Dalam kesempatan terpisah, Kepala Dinas Badan Pendapatan Daerah (Bapenda) Kabupaten Rote Ndao, Diksel Haning, menegaskan bahwa pihaknya tidak terlibat dalam pengurusan izin usaha pertambangan galian C, seperti pasir dan batu. Menurutnya, urusan perizinan tersebut merupakan tanggung jawab instansi lain.
“Kami Dinas Badan Pendapatan hanya fokus pada pemungutan pajak dari subjek dan objek yang memenuhi syarat,” kata Hening, Rabu (31/7).
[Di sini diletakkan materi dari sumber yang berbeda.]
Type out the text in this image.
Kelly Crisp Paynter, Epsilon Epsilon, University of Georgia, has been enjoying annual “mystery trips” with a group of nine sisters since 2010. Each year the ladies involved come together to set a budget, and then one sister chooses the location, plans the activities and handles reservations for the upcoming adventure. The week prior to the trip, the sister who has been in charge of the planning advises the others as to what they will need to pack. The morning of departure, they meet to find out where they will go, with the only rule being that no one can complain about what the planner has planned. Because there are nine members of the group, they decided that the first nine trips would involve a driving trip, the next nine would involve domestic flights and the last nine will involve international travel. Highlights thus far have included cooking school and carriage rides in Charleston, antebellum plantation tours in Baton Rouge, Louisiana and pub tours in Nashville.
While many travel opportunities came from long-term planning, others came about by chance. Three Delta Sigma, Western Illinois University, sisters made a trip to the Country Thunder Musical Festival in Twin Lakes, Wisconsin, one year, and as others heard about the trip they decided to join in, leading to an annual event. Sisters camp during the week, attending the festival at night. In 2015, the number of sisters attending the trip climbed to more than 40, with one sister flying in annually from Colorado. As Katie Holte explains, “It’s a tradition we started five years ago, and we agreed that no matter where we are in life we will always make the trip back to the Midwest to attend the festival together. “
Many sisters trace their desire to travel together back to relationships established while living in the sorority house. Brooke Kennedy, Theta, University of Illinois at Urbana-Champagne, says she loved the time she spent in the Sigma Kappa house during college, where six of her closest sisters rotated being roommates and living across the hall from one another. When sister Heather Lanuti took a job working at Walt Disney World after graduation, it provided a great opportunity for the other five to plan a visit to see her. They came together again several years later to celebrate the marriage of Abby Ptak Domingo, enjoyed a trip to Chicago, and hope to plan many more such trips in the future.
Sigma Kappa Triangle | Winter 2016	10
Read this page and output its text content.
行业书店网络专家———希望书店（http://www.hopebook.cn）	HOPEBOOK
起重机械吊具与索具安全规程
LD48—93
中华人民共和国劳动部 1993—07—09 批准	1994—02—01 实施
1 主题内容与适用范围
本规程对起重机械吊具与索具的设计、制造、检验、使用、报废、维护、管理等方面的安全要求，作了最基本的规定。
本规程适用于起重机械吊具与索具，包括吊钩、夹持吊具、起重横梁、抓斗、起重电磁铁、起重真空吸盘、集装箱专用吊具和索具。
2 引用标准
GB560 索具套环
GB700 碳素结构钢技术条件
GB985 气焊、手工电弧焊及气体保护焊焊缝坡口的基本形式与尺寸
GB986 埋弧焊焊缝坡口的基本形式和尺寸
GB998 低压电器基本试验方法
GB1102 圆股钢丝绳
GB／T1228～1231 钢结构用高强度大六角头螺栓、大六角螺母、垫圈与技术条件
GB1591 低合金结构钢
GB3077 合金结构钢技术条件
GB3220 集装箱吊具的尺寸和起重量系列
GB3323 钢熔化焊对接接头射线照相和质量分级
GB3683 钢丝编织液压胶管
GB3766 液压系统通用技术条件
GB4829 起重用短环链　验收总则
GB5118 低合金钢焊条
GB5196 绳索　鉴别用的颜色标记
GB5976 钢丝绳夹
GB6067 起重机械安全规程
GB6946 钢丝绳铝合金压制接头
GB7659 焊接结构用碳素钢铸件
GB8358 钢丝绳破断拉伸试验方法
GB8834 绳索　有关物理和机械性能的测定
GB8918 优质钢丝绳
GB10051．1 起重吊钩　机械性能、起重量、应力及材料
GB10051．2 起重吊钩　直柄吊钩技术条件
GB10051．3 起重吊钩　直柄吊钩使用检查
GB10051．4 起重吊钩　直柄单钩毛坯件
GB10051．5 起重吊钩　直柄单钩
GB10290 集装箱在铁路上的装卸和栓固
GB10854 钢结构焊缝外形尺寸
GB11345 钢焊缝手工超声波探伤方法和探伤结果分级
Kemudian, Haning juga menyoroti pentingnya kesadaran masyarakat terhadap dampak lingkungan dari aktivitas penambangan ilegal. Ia mengingatkan bahwa siapa pun yang melakukan aktivitas penambangan tanpa izin dapat dikenakan sanksi berat sesuai dengan pasal 158 UU Nomor 3 Tahun 2020 tentang Perubahan atas UU Nomor 4 Tahun 2009 Tentang Pertambangan Mineral dan Batubara.
Pasal tersebut menyebutkan bahwa setiap orang yang melakukan usaha penambangan tanpa IUP, IPR, atau IUPK dapat dipidana dengan penjara maksimal 10 tahun dan denda hingga 10 miliar rupiah.
“Penjual atau pengusaha juga wajib memiliki izin penjualan dan pengangkutan sesuai dengan pasal 161 UU No. 3 Tahun 2020,” tambahnya.
Dalam penjelasannya, Haning menggarisbawahi bahwa peraturan daerah (Perda) yang berlaku hanya mengatur pengambilan bahan mineral, bukan soal izin usaha.
“Bapenda hanya berperan dalam pemungutan pajak berdasarkan Perda, sementara masalah izin merupakan domain instansi lain yang berwenang,” ujarnya.